Italy is to send a swarm of robot spiders into space. Yes, really.
Kitted out with cameras and sensors, the bots are Team Italia's attempt to win the $30 million Google Lunar X Prize – a race to land a robot on the moon and send back high-definition images by 2012.
Credit: Team Italia
In other Weird Tech news, a $1.3 million "exotic" deep sea craft is to revolutionise underwater adventuring and could unlock the mysteries of the ocean. That's according to inventor Graham Hawkes, who claims his Deep Flight Super Falcon can actually "fly underwater".
Unlike normal submersibles, which operate ballast systems and are "little more than sinkers", Hawkes' sleek Super Falcon boasts a set of wings with a span of 10 feet. The design is allegedly the first to operate on the same principles as air flight, using downward "lift" on the wings.
"Instead of being a crab where you drop to the bottom, it's like a dolphin," Hawkes explains. "It looks like a big animal moving and can do barrel rolls with whales."
The battery-powered vessel will cruise at depths of up to 1,500 feet in the search for mysterious deep sea creatures, such as the super shark and giant squid.
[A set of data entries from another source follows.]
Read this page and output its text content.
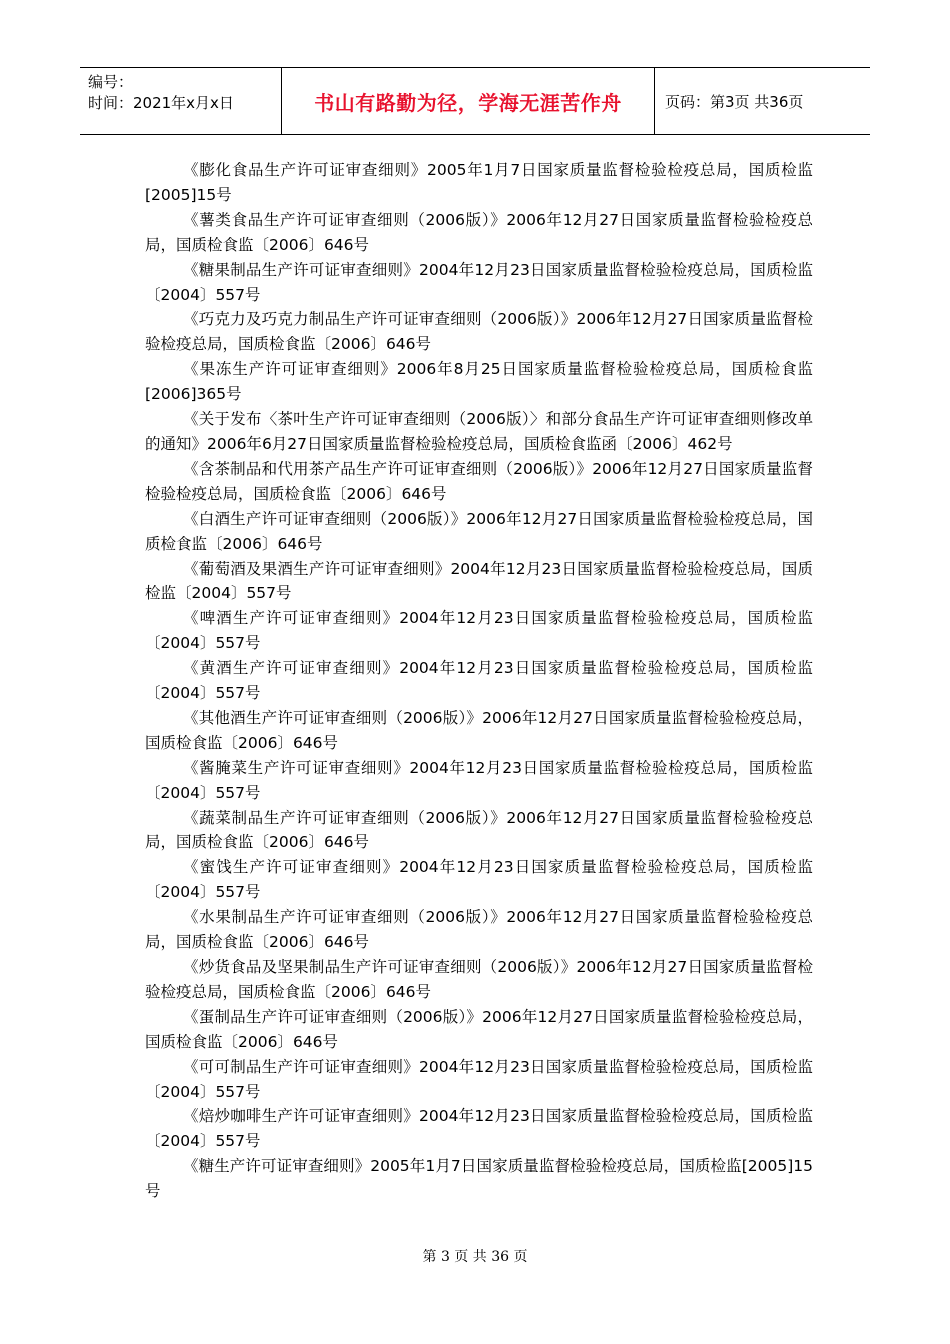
编号：
时间：2021年x月x日	书山有路勤为径，学海无涯苦作舟	页码：第3页 共36页

《膨化食品生产许可证审查细则》2005年1月7日国家质量监督检验检疫总局，国质检监[2005]15号

《薯类食品生产许可证审查细则（2006版）》2006年12月27日国家质量监督检验检疫总局，国质检食监〔2006〕646号

《糖果制品生产许可证审查细则》2004年12月23日国家质量监督检验检疫总局，国质检监〔2004〕557号

《巧克力及巧克力制品生产许可证审查细则（2006版）》2006年12月27日国家质量监督检验检疫总局，国质检食监〔2006〕646号

《果冻生产许可证审查细则》2006年8月25日国家质量监督检验检疫总局，国质检食监[2006]365号

《关于发布〈茶叶生产许可证审查细则（2006版）〉和部分食品生产许可证审查细则修改单的通知》2006年6月27日国家质量监督检验检疫总局，国质检食监函〔2006〕462号

《含茶制品和代用茶产品生产许可证审查细则（2006版）》2006年12月27日国家质量监督检验检疫总局，国质检食监〔2006〕646号

《白酒生产许可证审查细则（2006版）》2006年12月27日国家质量监督检验检疫总局，国质检食监〔2006〕646号

《葡萄酒及果酒生产许可证审查细则》2004年12月23日国家质量监督检验检疫总局，国质检监〔2004〕557号

《啤酒生产许可证审查细则》2004年12月23日国家质量监督检验检疫总局，国质检监〔2004〕557号

《黄酒生产许可证审查细则》2004年12月23日国家质量监督检验检疫总局，国质检监〔2004〕557号

《其他酒生产许可证审查细则（2006版）》2006年12月27日国家质量监督检验检疫总局，国质检食监〔2006〕646号

《酱腌菜生产许可证审查细则》2004年12月23日国家质量监督检验检疫总局，国质检监〔2004〕557号

《蔬菜制品生产许可证审查细则（2006版）》2006年12月27日国家质量监督检验检疫总局，国质检食监〔2006〕646号

《蜜饯生产许可证审查细则》2004年12月23日国家质量监督检验检疫总局，国质检监〔2004〕557号

《水果制品生产许可证审查细则（2006版）》2006年12月27日国家质量监督检验检疫总局，国质检食监〔2006〕646号

《炒货食品及坚果制品生产许可证审查细则（2006版）》2006年12月27日国家质量监督检验检疫总局，国质检食监〔2006〕646号

《蛋制品生产许可证审查细则（2006版）》2006年12月27日国家质量监督检验检疫总局，国质检食监〔2006〕646号

《可可制品生产许可证审查细则》2004年12月23日国家质量监督检验检疫总局，国质检监〔2004〕557号

《焙炒咖啡生产许可证审查细则》2004年12月23日国家质量监督检验检疫总局，国质检监〔2004〕557号

《糖生产许可证审查细则》2005年1月7日国家质量监督检验检疫总局，国质检监[2005]15号

第 3 页 共 36 页
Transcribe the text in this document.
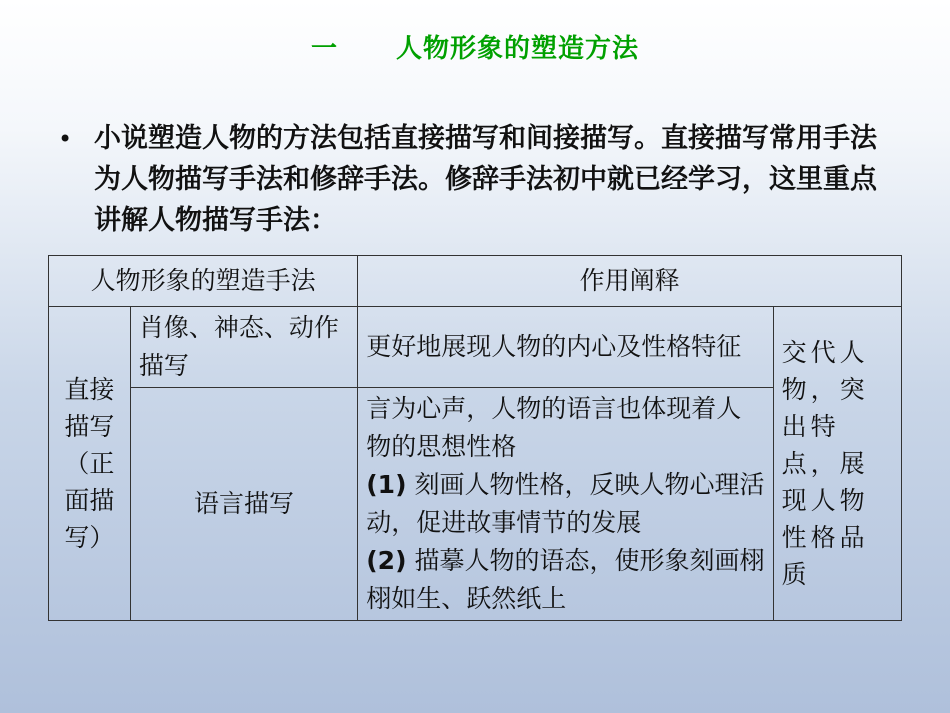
一 人物形象的塑造方法
• 小说塑造人物的方法包括直接描写和间接描写。直接描写常用手法为人物描写手法和修辞手法。修辞手法初中就已经学习，这里重点讲解人物描写手法：
人物形象的塑造手法		作用阐释	
直接描写（正面描写）	肖像、神态、动作描写	更好地展现人物的内心及性格特征	交代人物，突出特点，展现人物性格品质
	语言描写	言为心声，人物的语言也体现着人物的思想性格
(1) 刻画人物性格，反映人物心理活动，促进故事情节的发展
(2) 描摹人物的语态，使形象刻画栩栩如生、跃然纸上	
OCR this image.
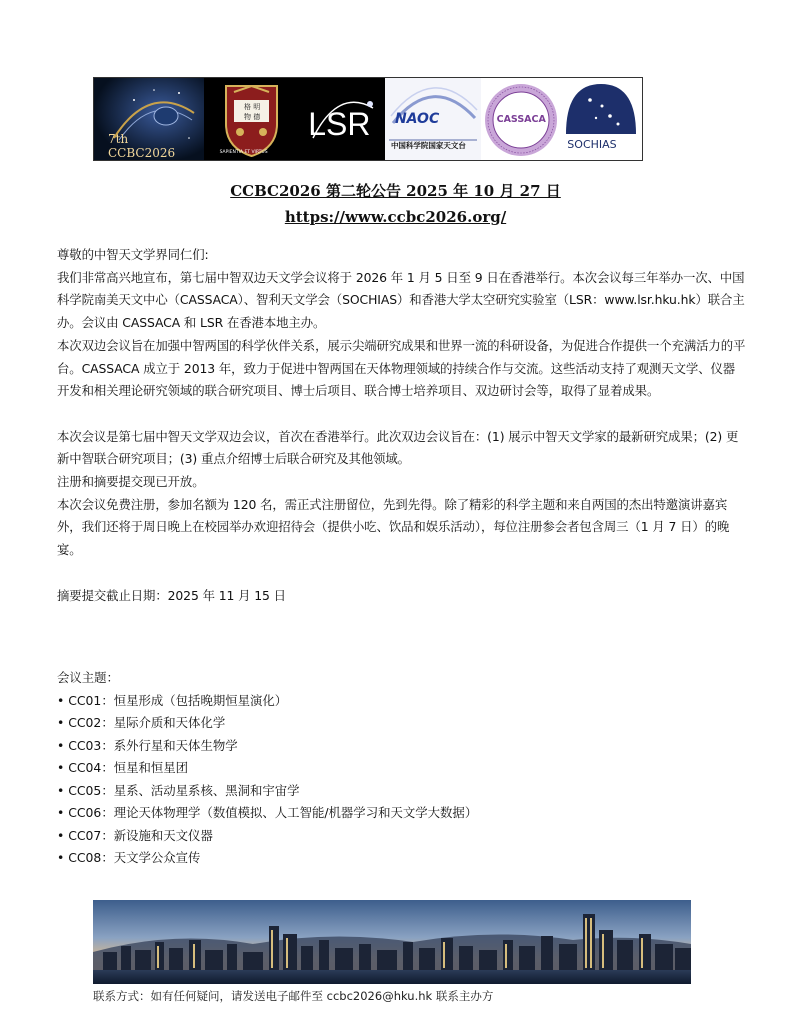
7th CCBC2026
格 明
物 德
SAPIENTIA ET VIRTUS
LSR NAOC
中国科学院国家天文台
CASSACA
SOCHIAS
CCBC2026 第二轮公告 2025 年 10 月 27 日
https://www.ccbc2026.org/

尊敬的中智天文学界同仁们:

我们非常高兴地宣布，第七届中智双边天文学会议将于 2026 年 1 月 5 日至 9 日在香港举行。本次会议每三年举办一次、中国科学院南美天文中心（CASSACA）、智利天文学会（SOCHIAS）和香港大学太空研究实验室（LSR：www.lsr.hku.hk）联合主办。会议由 CASSACA 和 LSR 在香港本地主办。

本次双边会议旨在加强中智两国的科学伙伴关系，展示尖端研究成果和世界一流的科研设备，为促进合作提供一个充满活力的平台。CASSACA 成立于 2013 年，致力于促进中智两国在天体物理领域的持续合作与交流。这些活动支持了观测天文学、仪器开发和相关理论研究领域的联合研究项目、博士后项目、联合博士培养项目、双边研讨会等，取得了显着成果。

本次会议是第七届中智天文学双边会议，首次在香港举行。此次双边会议旨在：(1) 展示中智天文学家的最新研究成果；(2) 更新中智联合研究项目；(3) 重点介绍博士后联合研究及其他领域。

注册和摘要提交现已开放。

本次会议免费注册，参加名额为 120 名，需正式注册留位，先到先得。除了精彩的科学主题和来自两国的杰出特邀演讲嘉宾外，我们还将于周日晚上在校园举办欢迎招待会（提供小吃、饮品和娱乐活动），每位注册参会者包含周三（1 月 7 日）的晚宴。

摘要提交截止日期：2025 年 11 月 15 日

会议主题：
• CC01：恒星形成（包括晚期恒星演化）
• CC02：星际介质和天体化学
• CC03：系外行星和天体生物学
• CC04：恒星和恒星团
• CC05：星系、活动星系核、黑洞和宇宙学
• CC06：理论天体物理学（数值模拟、人工智能/机器学习和天文学大数据）
• CC07：新设施和天文仪器
• CC08：天文学公众宣传
联系方式：如有任何疑问，请发送电子邮件至 ccbc2026@hku.hk 联系主办方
Elsewhere, Japan has come up with a tongue-in-cheek solution to solving the country's declining marriage rate: the Marriage Hunting Bra. Complete with chest-mounted countdown clock and pen (for signing marriage registration documents), there's also an engagement ring receptacle which, when filled, stops the clock and beeps The Wedding March.
Meanwhile a lost robot has crossed Munich (opens in new tab) – by asking strangers for directions. German researchers dumped a mobile robot outside the University of Munich and instructed it to find its way to the city centre, 1.5km away.
Equipped with cameras and posture recognition software to identify pointed-out directions, the ACE (Autonomous City Explorer) contended with a busy pedestrian area and one set of incorrect directions to safely reach the destination.
News in brief
Google has accused newspapers, orange juice and cheeseburgers of being "much more harmful to the planet" than running a vast network of datacenters. Fortunately bacon escaped the charges, with a pair of entrepreneurs naming it their "biofuel of choice" for driving.
And hack my shorts! Introducing the concept keyboard pants. Sadly only the left side functions properly, as the keyboard had to be snapped in half to fit on both trouser legs. Don't let this hold you back though; turns out it's good enough for Tetris.
Credit: Hackaday.com
And finally…
What doesn't make a good taser shield? Answer: a one-year-old boy. At least that's what police thought, when a 21-year-old woman used her baby to shield a man from taser fire this week. Cue a charge for endangering the welfare of a child, and another one for resisting arrest.